The Canadian dollar remains under pressure as trade uncertainty and softer oil prices continue to weigh on market sentiment. With roughly 75% of Canada’s exports destined for the United States, USD/CAD is particularly sensitive to changes in bilateral trade policy and commodity markets. As the July 2026 USMCA joint review approaches, investors are closely watching whether the pair can maintain support above the 1.4150 area amid growing concerns over Canada’s economic outlook.

Canada’s economy benefits from strong energy and mining exports, a stable banking system, and close integration with the US economy under the USMCA. However, its heavy reliance on energy exports means the Canadian dollar typically strengthens when oil prices rise and weakens when oil prices decline.

As of early July 2026, USD/CAD is trading around 1.417, with the pair constrained by softer oil prices and ongoing uncertainty surrounding the future of the USMCA. The United States-Mexico-Canada Agreement replaced NAFTA in 2020 following renegotiations during Donald Trump’s first presidential term. The agreement governs tariffs, rules of origin, labour standards, agriculture, digital trade, and dispute resolution among the three countries.

Recent weakness in the Canadian dollar has been driven primarily by trade policy risks and a softer domestic economic outlook. The July 2026 USMCA joint review remains a key source of uncertainty, with any escalation in trade tensions likely to weigh further on the Loonie. At the same time, Canada’s weakening growth outlook and unfavourable Canada-US two-year yield spreads have made the Canadian dollar one of the weakest reserve currencies in recent weeks.

Technical Analysis

The Canadian dollar has weakened by 4.38% since USD/CAD bottomed at 1.3550 on May 1, reaching yesterday’s settlement at 1.4168. Its close relationship with crude oil and the broader commodities sector continues to play a significant role in its performance.
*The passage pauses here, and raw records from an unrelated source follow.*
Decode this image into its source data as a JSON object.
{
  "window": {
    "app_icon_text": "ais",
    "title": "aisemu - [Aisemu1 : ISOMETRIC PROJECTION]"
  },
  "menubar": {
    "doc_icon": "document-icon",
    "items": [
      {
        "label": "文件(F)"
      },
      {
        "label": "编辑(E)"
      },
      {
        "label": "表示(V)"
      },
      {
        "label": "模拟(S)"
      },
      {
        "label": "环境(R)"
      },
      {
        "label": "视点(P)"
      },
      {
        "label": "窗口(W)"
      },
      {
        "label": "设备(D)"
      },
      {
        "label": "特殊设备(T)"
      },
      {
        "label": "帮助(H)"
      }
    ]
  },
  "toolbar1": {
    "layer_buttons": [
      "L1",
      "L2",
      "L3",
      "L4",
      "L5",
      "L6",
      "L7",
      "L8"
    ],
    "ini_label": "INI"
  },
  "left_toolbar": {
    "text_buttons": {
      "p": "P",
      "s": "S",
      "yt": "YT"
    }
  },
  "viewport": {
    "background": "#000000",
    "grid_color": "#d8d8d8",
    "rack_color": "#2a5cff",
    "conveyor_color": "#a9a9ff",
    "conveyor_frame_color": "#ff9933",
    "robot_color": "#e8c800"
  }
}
Several major currency pairs, including EUR/USD and GBP/USD, have also returned to price levels last seen in April and May 2025, suggesting the Loonie’s weakness is part of a broader market trend rather than an isolated move.

USDCAD Daily Chart, July 2026

The daily USD/CAD chart highlights an important technical setup. The support levels at 1.4140 and 1.4125 correspond to the previous highs recorded in October and November 2025. Those levels previously acted as strong resistance before the pair reversed toward 1.3550. Over the past two weeks, however, both levels have been broken to the upside and successfully retested several times.

The most recent pullback reached 1.4153, reinforcing the broader 1.4125-1.4155 support zone. This area is now attempting to establish itself as a solid base for further gains. If support fails, the next downside target is the ascending trendline that has been in place since April, currently located near 1.4085.

Momentum indicators suggest bullish momentum is beginning to fade. The Relative Strength Index (RSI) is retreating from overbought territory, while the Moving Average Convergence Divergence (MACD) is also showing signs of weakening momentum. Although this does not yet confirm a bearish reversal, it suggests buyers may need fresh catalysts to sustain the recent rally.

A broader technical perspective also provides useful context. On the 10-year weekly chart, USD/CAD has spent relatively little time trading above its current levels. Although the pair briefly rallied to around 1.48 in early 2025, that move lasted only about one quarter before being fully retraced, with the exchange rate returning to what has historically been a more typical trading range. This suggests the current price area remains significant from a long-term technical perspective, making the 1.4125-1.4155 support zone a critical level to monitor in the sessions ahead.